The Necessity of Asset-Backed Securities Based on Mortgages in the Modern Economy

Economics and government do not strictly mandate collateral for lending; however, financial institutions require it to ensure the safety and security of their investments. This disjunction between government and financial institutions often leads to discrepancies in loan disbursements. Parametric data and case studies show that loans, especially those pertaining to self-help groups, cooperative societies, and agrarian loans, are sometimes disbursed without requiring collateral. These loans are frequently sponsored by government bodies such as NABARD and regional rural banks. On occasion, influential political figures and bureaucratic interventions facilitate financial assistance to prominent industries, such as the TATA, RELIANCE, and BAJAJ groups. However, these exceptions often arise to expedite economic growth, even at the risk of financial instability.

Requirements for Lending by Financial Institutions

Financial institutions, including banks, NBFCs (Non-Banking Financial Companies), and financing houses, operate under stringent guidelines to ensure prudent lending practices. These institutions must maintain capital adequacy ratios, comply with risk management standards (Basel norms), and adhere to regulatory requirements set forth by the government or central banking authorities. Stricter compliance with these guidelines could mitigate the approximately 2 trillion rupees in non-performing and stressed assets. However, rigid adherence to these rules would likely stifle economic growth and innovation, presenting a delicate balance for policymakers.

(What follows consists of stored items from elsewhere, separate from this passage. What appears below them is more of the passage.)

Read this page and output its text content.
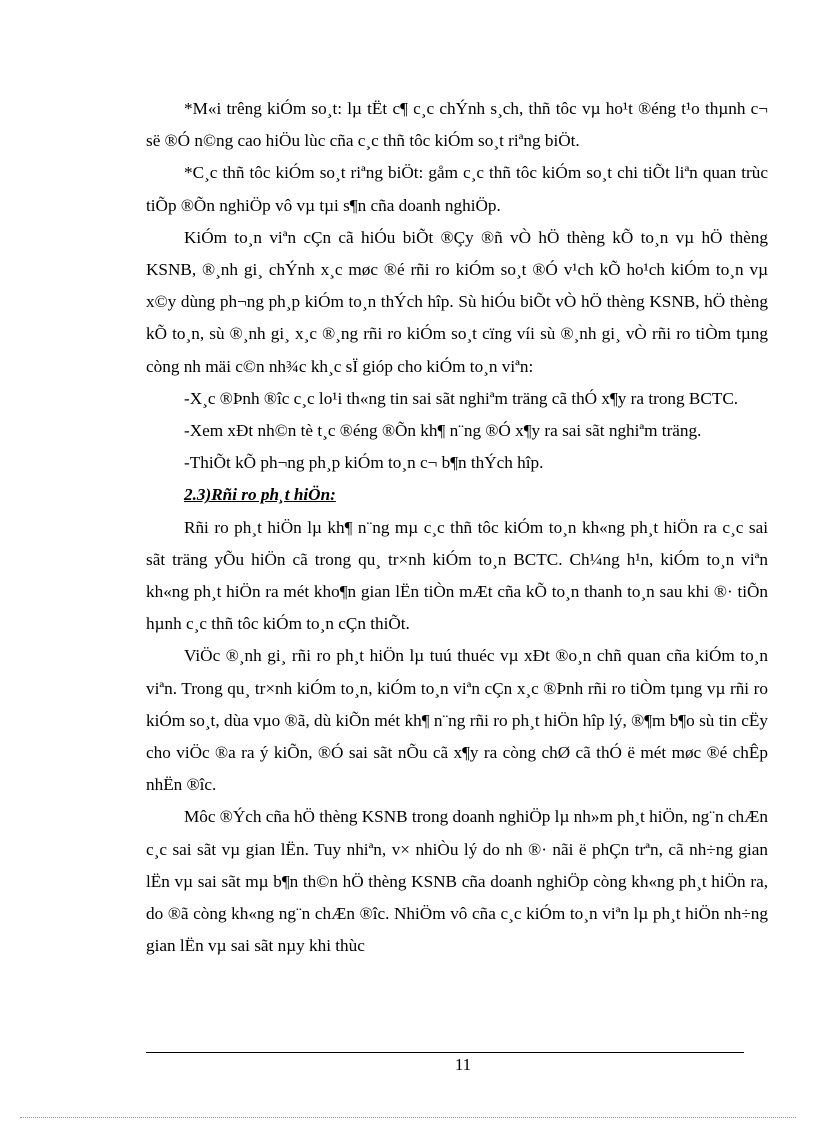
*M«i trêng kiÓm so¸t: lµ tËt c¶ c¸c chÝnh s¸ch, thñ tôc vµ ho¹t ®éng t¹o thµnh c¬ së ®Ó n©ng cao hiÖu lùc cña c¸c thñ tôc kiÓm so¸t riªng biÖt.

*C¸c thñ tôc kiÓm so¸t riªng biÖt: gåm c¸c thñ tôc kiÓm so¸t chi tiÕt liªn quan trùc tiÕp ®Õn nghiÖp vô vµ tµi s¶n cña doanh nghiÖp.

KiÓm to¸n viªn cÇn cã hiÓu biÕt ®Çy ®ñ vÒ hÖ thèng kÕ to¸n vµ hÖ thèng KSNB, ®¸nh gi¸ chÝnh x¸c møc ®é rñi ro kiÓm so¸t ®Ó v¹ch kÕ ho¹ch kiÓm to¸n vµ x©y dùng ph¬ng ph¸p kiÓm to¸n thÝch hîp. Sù hiÓu biÕt vÒ hÖ thèng KSNB, hÖ thèng kÕ to¸n, sù ®¸nh gi¸ x¸c ®¸ng rñi ro kiÓm so¸t cïng víi sù ®¸nh gi¸ vÒ rñi ro tiÒm tµng còng nh mäi c©n nh¾c kh¸c sÏ gióp cho kiÓm to¸n viªn:

-X¸c ®Þnh ®îc c¸c lo¹i th«ng tin sai sãt nghiªm träng cã thÓ x¶y ra trong BCTC.

-Xem xÐt nh©n tè t¸c ®éng ®Õn kh¶ n¨ng ®Ó x¶y ra sai sãt nghiªm träng.

-ThiÕt kÕ ph¬ng ph¸p kiÓm to¸n c¬ b¶n thÝch hîp.

2.3)Rñi ro ph¸t hiÖn:

Rñi ro ph¸t hiÖn lµ kh¶ n¨ng mµ c¸c thñ tôc kiÓm to¸n kh«ng ph¸t hiÖn ra c¸c sai sãt träng yÕu hiÖn cã trong qu¸ tr×nh kiÓm to¸n BCTC. Ch¼ng h¹n, kiÓm to¸n viªn kh«ng ph¸t hiÖn ra mét kho¶n gian lËn tiÒn mÆt cña kÕ to¸n thanh to¸n sau khi ®· tiÕn hµnh c¸c thñ tôc kiÓm to¸n cÇn thiÕt.

ViÖc ®¸nh gi¸ rñi ro ph¸t hiÖn lµ tuú thuéc vµ xÐt ®o¸n chñ quan cña kiÓm to¸n viªn. Trong qu¸ tr×nh kiÓm to¸n, kiÓm to¸n viªn cÇn x¸c ®Þnh rñi ro tiÒm tµng vµ rñi ro kiÓm so¸t, dùa vµo ®ã, dù kiÕn mét kh¶ n¨ng rñi ro ph¸t hiÖn hîp lý, ®¶m b¶o sù tin cËy cho viÖc ®a ra ý kiÕn, ®Ó sai sãt nÕu cã x¶y ra còng chØ cã thÓ ë mét møc ®é chÊp nhËn ®îc.

Môc ®Ých cña hÖ thèng KSNB trong doanh nghiÖp lµ nh»m ph¸t hiÖn, ng¨n chÆn c¸c sai sãt vµ gian lËn. Tuy nhiªn, v× nhiÒu lý do nh ®· nãi ë phÇn trªn, cã nh÷ng gian lËn vµ sai sãt mµ b¶n th©n hÖ thèng KSNB cña doanh nghiÖp còng kh«ng ph¸t hiÖn ra, do ®ã còng kh«ng ng¨n chÆn ®îc. NhiÖm vô cña c¸c kiÓm to¸n viªn lµ ph¸t hiÖn nh÷ng gian lËn vµ sai sãt nµy khi thùc

11
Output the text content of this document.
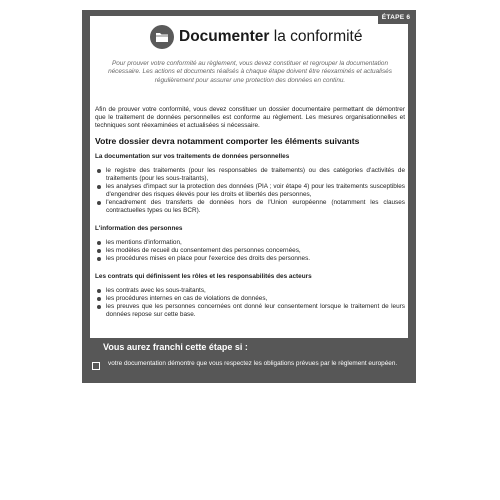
ÉTAPE 6
Documenter la conformité
Pour prouver votre conformité au règlement, vous devez constituer et regrouper la documentation nécessaire. Les actions et documents réalisés à chaque étape doivent être réexaminés et actualisés régulièrement pour assurer une protection des données en continu.

Afin de prouver votre conformité, vous devez constituer un dossier documentaire permettant de démontrer que le traitement de données personnelles est conforme au règlement. Les mesures organisationnelles et techniques sont réexaminées et actualisées si nécessaire.

Votre dossier devra notamment comporter les éléments suivants
La documentation sur vos traitements de données personnelles
le registre des traitements (pour les responsables de traitements) ou des catégories d'activités de traitements (pour les sous-traitants),
les analyses d'impact sur la protection des données (PIA ; voir étape 4) pour les traitements susceptibles d'engendrer des risques élevés pour les droits et libertés des personnes,
l'encadrement des transferts de données hors de l'Union européenne (notamment les clauses contractuelles types ou les BCR).
L'information des personnes
les mentions d'information,
les modèles de recueil du consentement des personnes concernées,
les procédures mises en place pour l'exercice des droits des personnes.
Les contrats qui définissent les rôles et les responsabilités des acteurs
les contrats avec les sous-traitants,
les procédures internes en cas de violations de données,
les preuves que les personnes concernées ont donné leur consentement lorsque le traitement de leurs données repose sur cette base.
Vous aurez franchi cette étape si :
votre documentation démontre que vous respectez les obligations prévues par le règlement européen.
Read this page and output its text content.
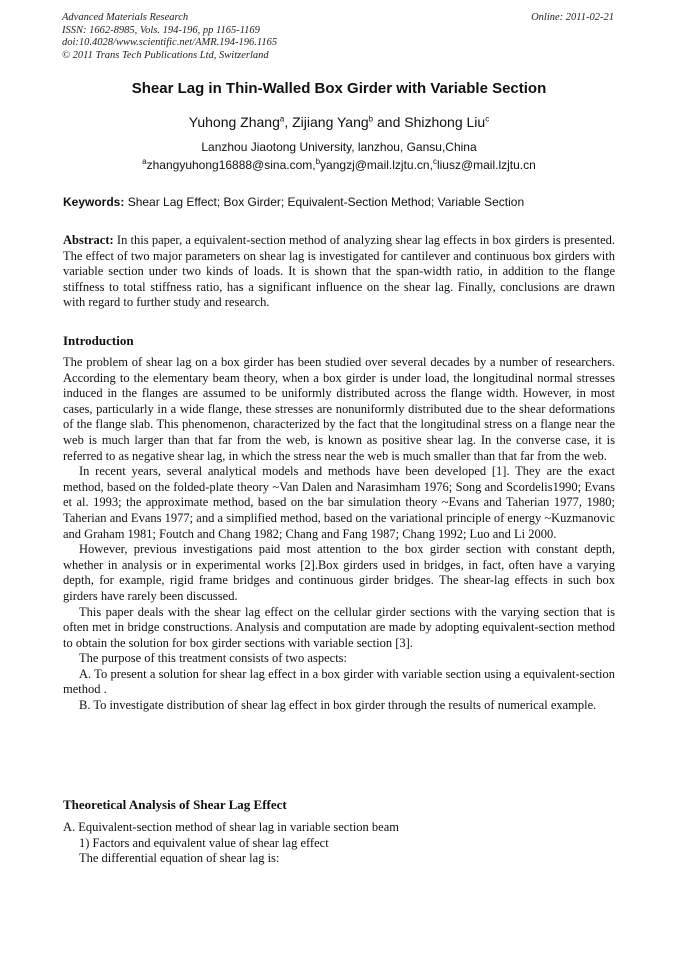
Advanced Materials Research
ISSN: 1662-8985, Vols. 194-196, pp 1165-1169
doi:10.4028/www.scientific.net/AMR.194-196.1165
© 2011 Trans Tech Publications Ltd, Switzerland
Online: 2011-02-21
Shear Lag in Thin-Walled Box Girder with Variable Section
Yuhong Zhang$^a$, Zijiang Yang$^b$ and Shizhong Liu$^c$
Lanzhou Jiaotong University, lanzhou, Gansu,China
$^a$zhangyuhong16888@sina.com,$^b$yangzj@mail.lzjtu.cn,$^c$liusz@mail.lzjtu.cn
Keywords: Shear Lag Effect; Box Girder; Equivalent-Section Method; Variable Section

Abstract: In this paper, a equivalent-section method of analyzing shear lag effects in box girders is presented. The effect of two major parameters on shear lag is investigated for cantilever and continuous box girders with variable section under two kinds of loads. It is shown that the span-width ratio, in addition to the flange stiffness to total stiffness ratio, has a significant influence on the shear lag. Finally, conclusions are drawn with regard to further study and research.

Introduction

The problem of shear lag on a box girder has been studied over several decades by a number of researchers. According to the elementary beam theory, when a box girder is under load, the longitudinal normal stresses induced in the flanges are assumed to be uniformly distributed across the flange width. However, in most cases, particularly in a wide flange, these stresses are nonuniformly distributed due to the shear deformations of the flange slab. This phenomenon, characterized by the fact that the longitudinal stress on a flange near the web is much larger than that far from the web, is known as positive shear lag. In the converse case, it is referred to as negative shear lag, in which the stress near the web is much smaller than that far from the web.

In recent years, several analytical models and methods have been developed [1]. They are the exact method, based on the folded-plate theory ~Van Dalen and Narasimham 1976; Song and Scordelis1990; Evans et al. 1993; the approximate method, based on the bar simulation theory ~Evans and Taherian 1977, 1980; Taherian and Evans 1977; and a simplified method, based on the variational principle of energy ~Kuzmanovic and Graham 1981; Foutch and Chang 1982; Chang and Fang 1987; Chang 1992; Luo and Li 2000.

However, previous investigations paid most attention to the box girder section with constant depth, whether in analysis or in experimental works [2].Box girders used in bridges, in fact, often have a varying depth, for example, rigid frame bridges and continuous girder bridges. The shear-lag effects in such box girders have rarely been discussed.

This paper deals with the shear lag effect on the cellular girder sections with the varying section that is often met in bridge constructions. Analysis and computation are made by adopting equivalent-section method to obtain the solution for box girder sections with variable section [3].

The purpose of this treatment consists of two aspects:

A. To present a solution for shear lag effect in a box girder with variable section using a equivalent-section method .

B. To investigate distribution of shear lag effect in box girder through the results of numerical example.

Theoretical Analysis of Shear Lag Effect

A. Equivalent-section method of shear lag in variable section beam

1) Factors and equivalent value of shear lag effect

The differential equation of shear lag is:
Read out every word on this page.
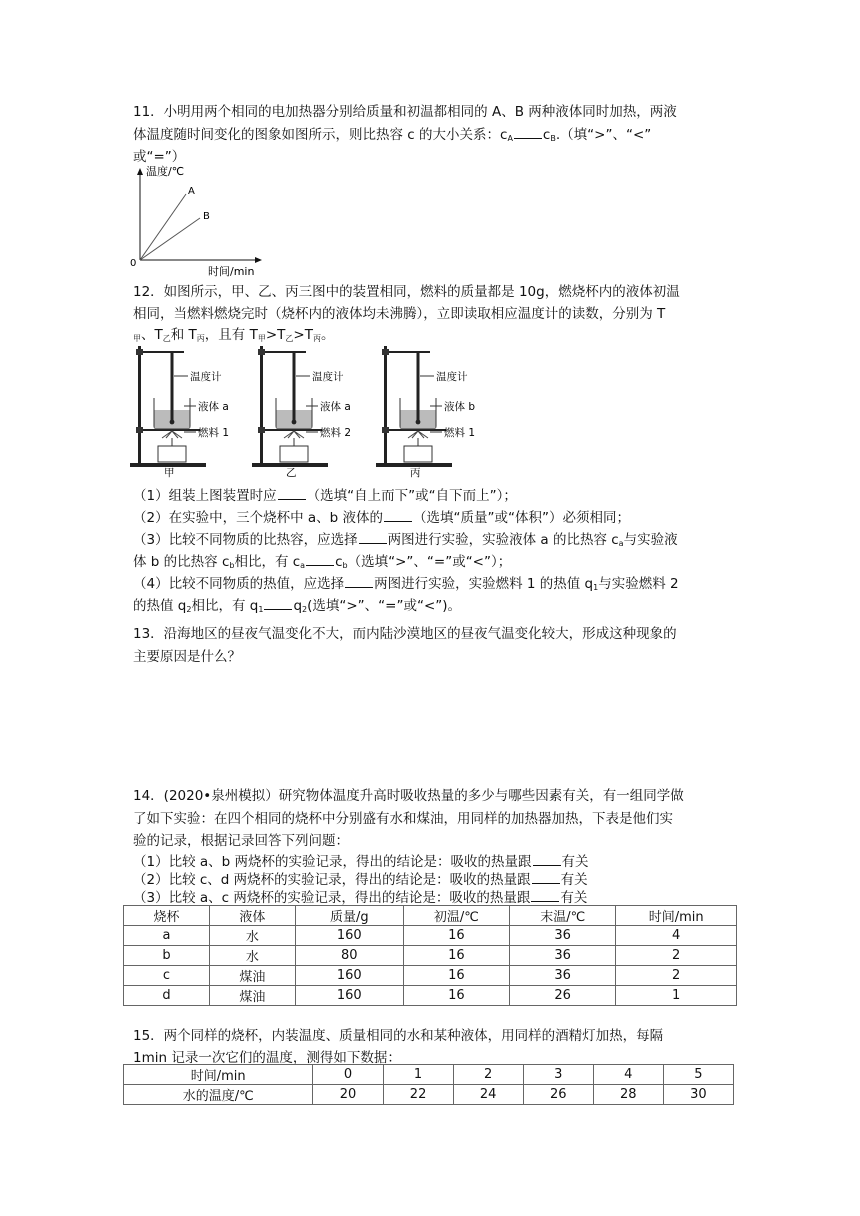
11．小明用两个相同的电加热器分别给质量和初温都相同的 A、B 两种液体同时加热，两液
体温度随时间变化的图象如图所示，则比热容 c 的大小关系：$c_A$ $c_B$.（填“>”、“<”
或“=”）
温度/℃
时间/min
0
A
B
12．如图所示，甲、乙、丙三图中的装置相同，燃料的质量都是 10g，燃烧杯内的液体初温
相同，当燃料燃烧完时（烧杯内的液体均未沸腾），立即读取相应温度计的读数，分别为 T
$_甲$、$T_乙$和 $T_丙$，且有 $T_甲>T_乙>T_丙$。
温度计
液体 a
燃料 1
甲
温度计
液体 a
燃料 2
乙
温度计
液体 b
燃料 1
丙
（1）组装上图装置时应 （选填“自上而下”或“自下而上”）；
（2）在实验中，三个烧杯中 a、b 液体的 （选填“质量”或“体积”）必须相同；
（3）比较不同物质的比热容，应选择 两图进行实验，实验液体 a 的比热容 $c_a$与实验液
体 b 的比热容 $c_b$相比，有 $c_a$ $c_b$（选填“>”、“=”或“<”）；
（4）比较不同物质的热值，应选择 两图进行实验，实验燃料 1 的热值 $q_1$与实验燃料 2
的热值 $q_2$相比，有 $q_1$ $q_2$(选填“>”、“=”或“<”)。
13．沿海地区的昼夜气温变化不大，而内陆沙漠地区的昼夜气温变化较大，形成这种现象的
主要原因是什么？
14．(2020•泉州模拟）研究物体温度升高时吸收热量的多少与哪些因素有关，有一组同学做
了如下实验：在四个相同的烧杯中分别盛有水和煤油，用同样的加热器加热，下表是他们实
验的记录，根据记录回答下列问题：
（1）比较 a、b 两烧杯的实验记录，得出的结论是：吸收的热量跟 有关
（2）比较 c、d 两烧杯的实验记录，得出的结论是：吸收的热量跟 有关
（3）比较 a、c 两烧杯的实验记录，得出的结论是：吸收的热量跟 有关
烧杯	液体	质量/g	初温/℃	末温/℃	时间/min
a	水	160	16	36	4
b	水	80	16	36	2
c	煤油	160	16	36	2
d	煤油	160	16	26	1
15．两个同样的烧杯，内装温度、质量相同的水和某种液体，用同样的酒精灯加热，每隔
1min 记录一次它们的温度，测得如下数据：
时间/min	0	1	2	3	4	5
水的温度/℃	20	22	24	26	28	30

The Role of Mortgages as Collateral

Mortgages serve as an additional layer of security beyond the primary asset, thereby reducing the risk of default for banks. While it is possible to sanction loans without mortgages, the risk of default significantly increases. Ideally, regular loan repayment would render mortgages redundant, fostering a culture of financial discipline within the society. To achieve this objective, public awareness and education campaigns must be intensified to promote the benefits of collateral-free loans.

History and Lessons from Leverage and Financial Crises

The global economic crisis of the early 1930s, often referred to as the Great Depression, was partly due to the ability to leverage stock markets to 90%, which allowed the Federal Reserve and its financial partners to instigate the crisis. Similar principles were at play during the current financial crisis, with speculative bets using borrowed money becoming a major factor. The leveraging of bets on assets with sums far exceeding their intrinsic value contributed significantly to the instability of the financial markets.

Historically, regulations such as the Glass-Steagall Act were introduced to address these issues, banning certain forms of leveraging to protect the financial system. It is worth noting that speculation with one's own money is not inherently evil, nor is it evil to speculate with borrowed money if the borrower fully understands the risks. However, the socialization of losses and the avoidance of personal risk through the use of borrowed money for speculative purposes is morally and ethically reprehensible.

Concluding Thoughts

The decision to institutionalize asset-backed securities based on mortgages is a nuanced one. While it can provide an essential layer of security for financial institutions, it also perpetuates a system that can exacerbate debt and financial instability. Balancing the need for robust lending practices with the potential for economic growth remains a critical challenge for policymakers and financial regulators. Educational and regulatory efforts must continue to strike this balance and promote financial literacy and responsible lending practices.